In the early days of aquaculture, the dream was to reinvent the economic, social, and technical practice of fish production—“Blue Revolution” much in the same way that the Green Revolution had transformed agriculture. Famed undersea explorer Jacques Cousteau captured this hope when he wrote in 1973, “With earth’s burgeoning human populations to feed, we must turn to the sea with new understanding and new technology.”

His declaration became a favorite mantra in the aquaculture world, capturing the pro-science zeitgeist that characterized America in the wake of the Russian launch of Sputnik. Rising consumer demand for seafood after World War II, coupled with increasing pressure on wild fish stocks, meant new solutions were needed. In 1963, President Lyndon Johnson appointed a scientific committee with the explicit mission of better understanding aquaculture. A main outcome was the Sea Grant Program (modeled after the land-grant program of the 1880s), which spearheaded ocean research at universities across the States.

The buzz around aquaculture was not limited to the United States.
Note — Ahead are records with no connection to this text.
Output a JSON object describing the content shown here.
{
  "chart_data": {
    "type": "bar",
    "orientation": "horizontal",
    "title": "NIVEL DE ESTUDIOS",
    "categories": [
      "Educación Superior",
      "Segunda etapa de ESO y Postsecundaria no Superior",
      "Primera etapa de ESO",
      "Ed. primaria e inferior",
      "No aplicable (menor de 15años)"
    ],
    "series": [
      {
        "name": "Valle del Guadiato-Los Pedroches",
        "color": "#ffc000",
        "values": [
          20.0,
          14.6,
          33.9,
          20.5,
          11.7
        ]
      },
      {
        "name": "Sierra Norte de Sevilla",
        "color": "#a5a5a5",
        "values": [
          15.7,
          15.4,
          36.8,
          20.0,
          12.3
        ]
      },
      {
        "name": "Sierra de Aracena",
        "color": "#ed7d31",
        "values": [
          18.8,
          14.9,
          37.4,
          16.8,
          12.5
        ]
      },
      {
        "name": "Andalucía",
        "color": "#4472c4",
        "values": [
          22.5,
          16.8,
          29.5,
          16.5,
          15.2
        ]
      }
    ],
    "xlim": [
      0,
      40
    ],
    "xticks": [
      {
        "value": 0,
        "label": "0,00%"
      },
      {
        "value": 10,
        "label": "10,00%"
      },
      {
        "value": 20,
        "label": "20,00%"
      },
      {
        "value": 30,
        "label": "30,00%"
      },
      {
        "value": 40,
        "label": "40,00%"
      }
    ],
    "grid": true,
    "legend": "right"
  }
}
Throughout the late 1960s and 1970s, aquaculture was touted by international development agencies as a way to provide food security to growing populations in developing countries. By the mid-1980s, the World Bank, the Asian Development Bank, and other international aid agencies were pouring about $200 million into aquaculture projects each year.

By the 1990s, however, the dream of aquaculture began to resemble a nightmare of unsustainable growth. The rapid expansion of modern aquaculture—much like agriculture—had taken its toll on the landscape and people. Demand for cheap seafood led to habitat destruction, with places like Thailand tearing up delicate mangrove forests on the coastline to replace with intensive shrimp farms. Monoculture fish farms were at risk for disease. Waste and pollution from fish farms leaked out into the ocean, causing “dead zones” where no other plants or sea life could survive.

One of the most glaring problems with aquaculture was the growing demand for farm-raised carnivorous fish, such as salmon, trout, and sea bass, which still relied on wild fish for feed. An influential study by economist Rosamund Naylor and biologist Harold A. Mooney showed that, although 29 million tons of finfish and shellfish were farmed worldwide in 1997, 10 million tons of wild fish were caught to feed them. "It takes a lot of protein to produce protein," said Mooney. "We're calling upon the aquaculture industry to create a better feed, one that uses fewer fish."